Well; to get back The Scene - after my own inner monologue - these issues seem to be at the heart of the "problem" with playwright Theresa Rebeck. She writes very funny and observant television material (she's worked on and off in the medium); yet the dramatic constructions in which she sets her amusing rants are either obviously derivative (Mauritius) or under-developed (The Scene). She doesn't seem to understand that the stage isn't just smarter than the screen, but also different in its very nature. We expect not merely to think "ohmigod, she's a monster!" of a character, but also ponder that character's specifics - as well as his or her past and future. And said specifics should, at their best, feel originally conceived, rather than received from some other cultural source.

And I'm afraid Rebeck fails on these counts, even though The Scene is often a hoot, accurately skewers New York's demi-monde, and would generally be perceived as a good night out. To be fair, it's not as synthetic as Mauritius, and there's one striking scene where Rebeck's play suddenly catches fire - discovered en flagrante in an adulterous embrace, her anti-heroine Clea refuses to quit the field, and in fact begins to tell off the wife she's just wronged. It's a jaw-dropping moment, and encapsulates neatly the shameless sense of entitlement that's arisen in the younger generation: "I know this is like a horrible situation and everything?" Clea snorts indignantly in her best valley-speak, "but there's no need to be rude." Unbelievably, the situation is still all about her.

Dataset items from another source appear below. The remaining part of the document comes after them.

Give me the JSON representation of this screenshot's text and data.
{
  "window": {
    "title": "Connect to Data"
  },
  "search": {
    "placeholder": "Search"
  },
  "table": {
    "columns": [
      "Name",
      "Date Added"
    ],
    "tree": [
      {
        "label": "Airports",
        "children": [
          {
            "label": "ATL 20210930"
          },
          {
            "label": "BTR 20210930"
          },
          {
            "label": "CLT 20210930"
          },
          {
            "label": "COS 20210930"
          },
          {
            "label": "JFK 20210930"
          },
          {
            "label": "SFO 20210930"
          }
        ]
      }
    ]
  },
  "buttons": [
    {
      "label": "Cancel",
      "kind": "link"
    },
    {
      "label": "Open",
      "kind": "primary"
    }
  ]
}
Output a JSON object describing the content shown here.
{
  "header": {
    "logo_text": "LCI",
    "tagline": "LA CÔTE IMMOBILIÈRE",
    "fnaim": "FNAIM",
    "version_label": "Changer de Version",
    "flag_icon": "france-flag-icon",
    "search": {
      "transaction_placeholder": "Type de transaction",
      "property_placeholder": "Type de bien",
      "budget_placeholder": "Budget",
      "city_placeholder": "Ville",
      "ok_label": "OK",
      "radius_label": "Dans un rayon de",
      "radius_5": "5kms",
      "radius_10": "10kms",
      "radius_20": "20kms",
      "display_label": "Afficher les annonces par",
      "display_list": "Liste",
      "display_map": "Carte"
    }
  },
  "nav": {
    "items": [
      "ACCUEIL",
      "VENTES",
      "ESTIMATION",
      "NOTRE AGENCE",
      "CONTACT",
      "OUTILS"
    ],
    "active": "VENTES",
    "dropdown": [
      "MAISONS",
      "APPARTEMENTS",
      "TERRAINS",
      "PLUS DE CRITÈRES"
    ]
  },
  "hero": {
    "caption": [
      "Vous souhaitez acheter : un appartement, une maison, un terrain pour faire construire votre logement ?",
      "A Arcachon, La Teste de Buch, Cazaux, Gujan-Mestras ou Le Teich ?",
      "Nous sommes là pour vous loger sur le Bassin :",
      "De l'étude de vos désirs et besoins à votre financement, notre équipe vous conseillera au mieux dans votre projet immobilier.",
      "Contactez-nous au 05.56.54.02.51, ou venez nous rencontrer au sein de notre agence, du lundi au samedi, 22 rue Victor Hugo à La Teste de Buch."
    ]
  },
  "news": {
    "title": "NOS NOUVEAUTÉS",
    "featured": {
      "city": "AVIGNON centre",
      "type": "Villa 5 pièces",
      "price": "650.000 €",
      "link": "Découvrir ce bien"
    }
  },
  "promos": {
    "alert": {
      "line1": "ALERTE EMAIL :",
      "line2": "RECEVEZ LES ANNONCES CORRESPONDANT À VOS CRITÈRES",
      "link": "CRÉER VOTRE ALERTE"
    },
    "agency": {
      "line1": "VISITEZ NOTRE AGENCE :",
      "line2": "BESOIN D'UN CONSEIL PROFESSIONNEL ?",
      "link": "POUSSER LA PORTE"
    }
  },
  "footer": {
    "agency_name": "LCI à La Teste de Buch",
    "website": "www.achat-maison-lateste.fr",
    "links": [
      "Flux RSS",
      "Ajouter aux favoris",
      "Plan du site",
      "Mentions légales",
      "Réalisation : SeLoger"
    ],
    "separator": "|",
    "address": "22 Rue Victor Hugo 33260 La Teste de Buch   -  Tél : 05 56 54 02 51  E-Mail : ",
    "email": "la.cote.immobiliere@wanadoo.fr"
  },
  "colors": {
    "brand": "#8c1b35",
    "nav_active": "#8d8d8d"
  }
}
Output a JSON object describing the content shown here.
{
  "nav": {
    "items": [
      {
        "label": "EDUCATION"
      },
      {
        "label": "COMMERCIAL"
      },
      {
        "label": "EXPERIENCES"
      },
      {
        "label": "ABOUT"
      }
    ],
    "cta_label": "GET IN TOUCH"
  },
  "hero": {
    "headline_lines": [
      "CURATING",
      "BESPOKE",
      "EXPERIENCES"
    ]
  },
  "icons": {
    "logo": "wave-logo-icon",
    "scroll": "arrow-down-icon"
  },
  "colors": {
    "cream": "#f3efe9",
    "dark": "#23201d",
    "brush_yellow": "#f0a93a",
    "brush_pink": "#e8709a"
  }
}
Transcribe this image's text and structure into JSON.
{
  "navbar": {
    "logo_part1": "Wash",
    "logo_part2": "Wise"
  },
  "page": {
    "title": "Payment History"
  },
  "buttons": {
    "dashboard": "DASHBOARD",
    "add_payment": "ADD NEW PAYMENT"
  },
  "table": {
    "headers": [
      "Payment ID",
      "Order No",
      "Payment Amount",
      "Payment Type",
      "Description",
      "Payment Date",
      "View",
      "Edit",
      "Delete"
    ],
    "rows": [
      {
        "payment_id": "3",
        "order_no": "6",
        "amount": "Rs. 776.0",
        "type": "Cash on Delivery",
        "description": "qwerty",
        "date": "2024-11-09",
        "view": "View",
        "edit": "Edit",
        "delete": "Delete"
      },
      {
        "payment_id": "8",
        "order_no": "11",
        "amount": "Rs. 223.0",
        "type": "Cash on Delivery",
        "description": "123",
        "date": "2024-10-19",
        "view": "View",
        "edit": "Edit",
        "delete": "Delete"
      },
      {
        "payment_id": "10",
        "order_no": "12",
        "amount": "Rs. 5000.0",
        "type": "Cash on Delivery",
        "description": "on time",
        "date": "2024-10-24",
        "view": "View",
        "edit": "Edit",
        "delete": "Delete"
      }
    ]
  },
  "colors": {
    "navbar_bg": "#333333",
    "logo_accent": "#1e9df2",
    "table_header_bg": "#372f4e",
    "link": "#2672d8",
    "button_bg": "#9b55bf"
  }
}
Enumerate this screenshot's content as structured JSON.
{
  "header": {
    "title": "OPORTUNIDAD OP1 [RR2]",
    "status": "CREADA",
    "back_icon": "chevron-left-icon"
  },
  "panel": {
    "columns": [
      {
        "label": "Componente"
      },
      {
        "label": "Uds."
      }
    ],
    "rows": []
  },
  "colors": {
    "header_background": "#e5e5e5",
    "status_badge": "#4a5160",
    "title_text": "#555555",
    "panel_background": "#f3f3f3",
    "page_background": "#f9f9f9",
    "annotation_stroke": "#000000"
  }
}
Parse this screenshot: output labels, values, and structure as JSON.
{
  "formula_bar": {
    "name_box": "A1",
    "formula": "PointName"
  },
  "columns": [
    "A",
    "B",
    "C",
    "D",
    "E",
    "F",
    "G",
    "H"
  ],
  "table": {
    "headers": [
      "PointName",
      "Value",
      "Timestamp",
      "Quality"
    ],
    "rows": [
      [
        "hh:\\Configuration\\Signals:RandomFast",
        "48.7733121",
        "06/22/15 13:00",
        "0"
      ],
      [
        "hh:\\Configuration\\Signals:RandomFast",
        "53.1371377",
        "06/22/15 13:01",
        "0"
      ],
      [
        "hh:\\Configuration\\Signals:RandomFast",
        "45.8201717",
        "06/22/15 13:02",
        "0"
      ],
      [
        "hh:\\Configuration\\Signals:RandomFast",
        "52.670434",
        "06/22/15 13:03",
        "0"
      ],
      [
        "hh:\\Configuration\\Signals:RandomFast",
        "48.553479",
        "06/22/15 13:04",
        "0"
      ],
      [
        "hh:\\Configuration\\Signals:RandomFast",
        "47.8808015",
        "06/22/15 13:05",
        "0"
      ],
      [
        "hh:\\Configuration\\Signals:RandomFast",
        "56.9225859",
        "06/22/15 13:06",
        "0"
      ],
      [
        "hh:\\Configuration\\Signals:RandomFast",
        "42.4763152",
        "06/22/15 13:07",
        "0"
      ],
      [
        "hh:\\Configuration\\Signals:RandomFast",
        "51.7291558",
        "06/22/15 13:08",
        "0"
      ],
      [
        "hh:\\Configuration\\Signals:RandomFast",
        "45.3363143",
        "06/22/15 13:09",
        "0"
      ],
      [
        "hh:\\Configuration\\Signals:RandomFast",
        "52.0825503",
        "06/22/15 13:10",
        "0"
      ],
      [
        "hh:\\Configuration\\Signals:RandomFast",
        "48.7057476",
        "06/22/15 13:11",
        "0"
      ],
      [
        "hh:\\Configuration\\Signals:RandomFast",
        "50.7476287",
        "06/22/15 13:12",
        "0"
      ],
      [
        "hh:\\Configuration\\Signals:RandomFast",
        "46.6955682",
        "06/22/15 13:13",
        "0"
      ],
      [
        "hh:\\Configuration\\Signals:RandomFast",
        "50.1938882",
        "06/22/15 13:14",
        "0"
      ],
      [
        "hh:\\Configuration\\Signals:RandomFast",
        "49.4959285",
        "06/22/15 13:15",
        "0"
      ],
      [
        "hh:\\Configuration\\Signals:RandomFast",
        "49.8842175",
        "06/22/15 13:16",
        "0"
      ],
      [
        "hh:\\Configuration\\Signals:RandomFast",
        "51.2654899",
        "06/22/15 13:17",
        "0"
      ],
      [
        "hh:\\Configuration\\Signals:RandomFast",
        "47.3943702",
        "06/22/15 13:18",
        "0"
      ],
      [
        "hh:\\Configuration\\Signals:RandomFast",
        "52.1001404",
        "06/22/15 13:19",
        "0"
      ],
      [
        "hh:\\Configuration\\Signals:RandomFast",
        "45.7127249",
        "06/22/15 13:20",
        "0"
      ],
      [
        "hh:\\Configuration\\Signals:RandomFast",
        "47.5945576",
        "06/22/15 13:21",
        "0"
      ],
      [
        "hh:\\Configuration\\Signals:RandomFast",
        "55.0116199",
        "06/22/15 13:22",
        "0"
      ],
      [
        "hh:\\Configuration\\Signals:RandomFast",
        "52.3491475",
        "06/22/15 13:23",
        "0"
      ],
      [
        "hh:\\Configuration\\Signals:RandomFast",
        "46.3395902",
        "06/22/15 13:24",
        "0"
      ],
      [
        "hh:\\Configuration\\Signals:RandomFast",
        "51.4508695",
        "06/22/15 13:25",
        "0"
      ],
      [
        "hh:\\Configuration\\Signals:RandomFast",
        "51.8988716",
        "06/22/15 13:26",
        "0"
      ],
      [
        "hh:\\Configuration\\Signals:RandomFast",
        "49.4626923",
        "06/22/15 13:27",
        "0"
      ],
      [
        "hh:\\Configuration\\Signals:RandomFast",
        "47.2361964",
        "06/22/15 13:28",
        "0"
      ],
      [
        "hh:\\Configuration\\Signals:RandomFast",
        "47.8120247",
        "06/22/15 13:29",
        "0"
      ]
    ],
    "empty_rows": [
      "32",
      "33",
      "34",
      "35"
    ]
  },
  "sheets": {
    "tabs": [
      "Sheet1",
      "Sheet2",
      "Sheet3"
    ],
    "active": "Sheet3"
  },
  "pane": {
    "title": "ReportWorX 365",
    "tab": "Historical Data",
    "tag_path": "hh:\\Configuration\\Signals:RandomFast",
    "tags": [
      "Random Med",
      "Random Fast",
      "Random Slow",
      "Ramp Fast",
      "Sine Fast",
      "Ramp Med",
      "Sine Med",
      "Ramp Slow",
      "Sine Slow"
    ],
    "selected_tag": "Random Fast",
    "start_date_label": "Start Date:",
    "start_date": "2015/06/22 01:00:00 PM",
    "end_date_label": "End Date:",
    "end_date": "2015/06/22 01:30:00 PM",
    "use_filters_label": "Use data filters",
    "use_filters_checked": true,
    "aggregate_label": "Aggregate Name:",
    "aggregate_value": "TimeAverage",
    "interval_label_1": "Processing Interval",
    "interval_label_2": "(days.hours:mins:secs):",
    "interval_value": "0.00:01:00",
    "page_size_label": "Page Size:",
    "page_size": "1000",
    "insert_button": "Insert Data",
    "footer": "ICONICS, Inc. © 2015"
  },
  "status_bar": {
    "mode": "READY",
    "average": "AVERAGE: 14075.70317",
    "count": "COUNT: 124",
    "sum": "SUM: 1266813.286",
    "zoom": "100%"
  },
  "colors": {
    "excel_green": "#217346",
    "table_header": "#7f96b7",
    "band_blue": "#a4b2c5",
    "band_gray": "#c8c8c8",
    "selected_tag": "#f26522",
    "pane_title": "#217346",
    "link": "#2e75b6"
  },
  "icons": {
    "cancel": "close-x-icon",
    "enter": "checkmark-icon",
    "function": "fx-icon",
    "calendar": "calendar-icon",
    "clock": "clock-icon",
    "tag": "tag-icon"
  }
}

But alas, Rebeck doesn't get much beyond ringing changes on this (admittedly impressive) narcissism. She claims to have been inspired by Somerset Maugham's Of Human Bondage, but the parallels don't feel all that close, and her story arc is pretty generic anyway: drifting middle-aged man (here called "Charlie") falls for party girl - who seems stupid but is actually alarmingly sharp (surprise) - which leads to the subsequent ruin of said middle-aged man. The End. Rebeck attempts to make her Mildred/Lola/Lulu surrogate, "Clea," somehow stand in for our age's general lack of moral integrity, but this never quite convinces; Clea may have her own weird kind of integrity for all we know - Rebeck never lets us in on what's going on inside her. Or inside any of the characters, really - why Charlie leaves his wife, why his best friend secretly loves her, and whether or not she's actually a bit of a "Nazi priestess" (as Clea calls her) all remain a kind of great undiscovered dramatic country surrounding Clea's and Charlie's rants, which are often memorably blistering. The drama might be more compelling if director Scott Edmiston had worked a little subtext into the action (particularly between Charlie and his wife) - but then he rarely does, despite his consistently smooth surfaces. As Clea and Charlie, Georgia Lyman and Jeremiah Kissel burn through their respective rants with passion and wit; sometimes, the play feels like a simple duel between their two performances. But whether a duet of monologues amounts to a play - or whether, even, the monologue is the best vehicle for dramatizing narcissism - is something I'm beginning to doubt.